AUTHOR=Chida Keigo , Kotani Daisuke , Moriwaki Toshikazu , Fukuoka Shota , Masuishi Toshiki , Takashima Atsuo , Kumekawa Yosuke , Kajiwara Takeshi , Yamazaki Kentaro , Komoda Masato , Makiyama Akitaka , Denda Tadamichi , Hatachi Yukimasa , Suto Takeshi , Sugimoto Naotoshi , Enomoto Masanobu , Ishikawa Toshiaki , Kashiwada Tomomi , Ando Koji , Yuki Satoshi , Okita Yoshihiro , Kusaba Hitoshi , Sakai Daisuke , Okamoto Koichi , Tamura Takao , Yamashita Kimihiro , Gosho Masahiko , Shimada Yasuhiro TITLE=Survival Benefit of Crossover Administration of Regorafenib and Trifluridine/Tipiracil Hydrochloride for Patients With Metastatic Colorectal Cancer: Exploratory Analysis of a Japanese Society for Cancer of the Colon and Rectum Multicenter Observational Study (REGOTAS) JOURNAL=Frontiers in Oncology VOLUME=11 YEAR=2021 URL=https://www.frontiersin.org/journals/oncology/articles/10.3389/fonc.2021.576036 DOI=10.3389/fonc.2021.576036 ISSN=2234-943X ABSTRACT=

Background: The survival benefits of regorafenib (REG) and trifluridine/tipiracil hydrochloride (TFTD) have been demonstrated in chemorefractory patients with metastatic colorectal cancer (mCRC). However, the effects of crossover administration of REG and TFTD on patient survival remain unclear. The present study evaluated the association between exposure to REG and TFTD and overall survival (OS) in patients with mCRC using data from the REGOTAS study.
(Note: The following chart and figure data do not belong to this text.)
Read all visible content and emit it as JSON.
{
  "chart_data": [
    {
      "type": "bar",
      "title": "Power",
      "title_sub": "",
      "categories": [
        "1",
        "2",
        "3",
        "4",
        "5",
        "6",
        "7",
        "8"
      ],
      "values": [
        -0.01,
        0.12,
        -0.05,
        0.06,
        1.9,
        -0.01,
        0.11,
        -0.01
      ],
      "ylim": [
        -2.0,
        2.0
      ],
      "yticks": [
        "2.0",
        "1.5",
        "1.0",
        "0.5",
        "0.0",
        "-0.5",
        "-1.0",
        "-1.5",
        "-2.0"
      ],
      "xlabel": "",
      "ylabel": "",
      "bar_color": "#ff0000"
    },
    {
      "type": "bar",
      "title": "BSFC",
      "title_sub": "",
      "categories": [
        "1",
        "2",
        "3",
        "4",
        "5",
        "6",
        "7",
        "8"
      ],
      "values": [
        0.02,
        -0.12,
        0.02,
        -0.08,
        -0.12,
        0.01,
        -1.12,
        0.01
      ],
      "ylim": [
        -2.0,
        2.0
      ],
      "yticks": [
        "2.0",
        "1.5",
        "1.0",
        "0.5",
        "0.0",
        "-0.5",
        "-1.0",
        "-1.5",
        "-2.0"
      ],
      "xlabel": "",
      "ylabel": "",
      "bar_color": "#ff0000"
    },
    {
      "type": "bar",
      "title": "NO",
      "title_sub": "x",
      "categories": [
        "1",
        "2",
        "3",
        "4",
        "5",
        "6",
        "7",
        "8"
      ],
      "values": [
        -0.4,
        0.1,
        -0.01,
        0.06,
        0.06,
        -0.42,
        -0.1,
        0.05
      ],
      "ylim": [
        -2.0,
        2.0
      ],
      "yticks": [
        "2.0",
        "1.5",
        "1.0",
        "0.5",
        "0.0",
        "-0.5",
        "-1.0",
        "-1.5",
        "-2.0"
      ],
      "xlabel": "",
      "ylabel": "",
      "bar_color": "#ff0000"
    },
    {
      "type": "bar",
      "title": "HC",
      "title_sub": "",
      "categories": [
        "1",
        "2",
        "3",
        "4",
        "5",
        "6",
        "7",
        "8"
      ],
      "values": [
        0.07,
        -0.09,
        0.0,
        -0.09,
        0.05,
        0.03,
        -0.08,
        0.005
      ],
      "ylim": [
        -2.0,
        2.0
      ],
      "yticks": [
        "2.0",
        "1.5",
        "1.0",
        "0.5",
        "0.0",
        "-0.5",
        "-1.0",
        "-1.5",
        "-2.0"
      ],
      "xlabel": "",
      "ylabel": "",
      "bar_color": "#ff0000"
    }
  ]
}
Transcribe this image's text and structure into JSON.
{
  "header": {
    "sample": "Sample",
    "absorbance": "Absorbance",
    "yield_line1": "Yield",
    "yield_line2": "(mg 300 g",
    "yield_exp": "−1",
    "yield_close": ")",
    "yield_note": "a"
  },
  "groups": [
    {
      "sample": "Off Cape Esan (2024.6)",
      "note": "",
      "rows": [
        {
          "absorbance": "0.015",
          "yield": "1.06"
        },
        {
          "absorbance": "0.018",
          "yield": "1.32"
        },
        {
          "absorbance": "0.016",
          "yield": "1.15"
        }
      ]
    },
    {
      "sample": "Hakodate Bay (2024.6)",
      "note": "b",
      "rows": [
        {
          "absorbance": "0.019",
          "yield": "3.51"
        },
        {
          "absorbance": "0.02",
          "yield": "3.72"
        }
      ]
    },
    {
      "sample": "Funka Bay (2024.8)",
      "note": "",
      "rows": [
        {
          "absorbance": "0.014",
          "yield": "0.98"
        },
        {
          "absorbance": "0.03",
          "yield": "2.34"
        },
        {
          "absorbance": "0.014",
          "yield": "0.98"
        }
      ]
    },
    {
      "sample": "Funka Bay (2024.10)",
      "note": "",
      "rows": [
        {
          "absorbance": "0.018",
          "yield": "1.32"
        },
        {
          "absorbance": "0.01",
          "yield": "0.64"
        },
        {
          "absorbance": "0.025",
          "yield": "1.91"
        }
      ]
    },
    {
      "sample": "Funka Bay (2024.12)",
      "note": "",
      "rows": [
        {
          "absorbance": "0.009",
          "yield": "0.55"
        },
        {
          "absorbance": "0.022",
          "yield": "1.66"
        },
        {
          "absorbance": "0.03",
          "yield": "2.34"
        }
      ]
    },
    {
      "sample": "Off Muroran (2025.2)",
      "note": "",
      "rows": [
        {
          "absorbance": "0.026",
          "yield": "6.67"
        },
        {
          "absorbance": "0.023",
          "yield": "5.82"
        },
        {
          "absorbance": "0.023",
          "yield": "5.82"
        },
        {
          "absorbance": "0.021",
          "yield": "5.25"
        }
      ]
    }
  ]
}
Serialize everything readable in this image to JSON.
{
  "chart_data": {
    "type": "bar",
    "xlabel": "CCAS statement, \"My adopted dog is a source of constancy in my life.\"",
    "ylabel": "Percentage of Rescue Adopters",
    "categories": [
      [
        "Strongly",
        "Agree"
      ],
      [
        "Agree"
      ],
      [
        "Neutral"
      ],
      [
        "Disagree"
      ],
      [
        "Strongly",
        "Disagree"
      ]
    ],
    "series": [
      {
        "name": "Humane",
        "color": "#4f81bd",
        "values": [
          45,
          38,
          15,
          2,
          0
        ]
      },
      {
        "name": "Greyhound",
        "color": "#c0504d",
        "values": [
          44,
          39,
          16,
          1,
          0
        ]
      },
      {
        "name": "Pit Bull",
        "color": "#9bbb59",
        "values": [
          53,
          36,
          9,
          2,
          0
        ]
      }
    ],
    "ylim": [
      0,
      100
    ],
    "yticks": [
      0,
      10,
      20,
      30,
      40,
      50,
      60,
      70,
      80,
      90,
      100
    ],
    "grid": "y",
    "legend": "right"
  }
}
Patients and Methods: We analyzed patients registered in the REGOTAS study, which retrospectively compared the efficacy and safety of use of REG or TFTD as later-line chemotherapy for chemorefractory mCRC patients. We compared the survival outcomes of cohort A (treated using both REG and TFTD) and cohort B (treated using either REG or TFTD).

Results: A total of 550 patients (cohort A, n = 252; cohort B, n = 298) met the inclusion criteria. The median OS was significantly increased in cohort A compared with cohort B [9.6 months (95% confidence interval (CI), 8.9–10.9 months) vs. 5.2 months (95% CI, 4.4–6.0 months), P < 0.001]. Multivariate analysis revealed that cohort A was independently associated with a significant increase in OS [A vs. B: Hazard ratios (HR), 0.58; 95% CI, 0.47–0.72; P < 0.001]. Subgroup analysis adjusted using multivariate Cox model revealed a consistently better trend in most subgroups for cohort A compared with cohort B.

Conclusions: Our study revealed prolonged survival in patients treated with REG and TFTD. Therefore, all active agents, including REG and TFTD, should be made available to mCRC patients.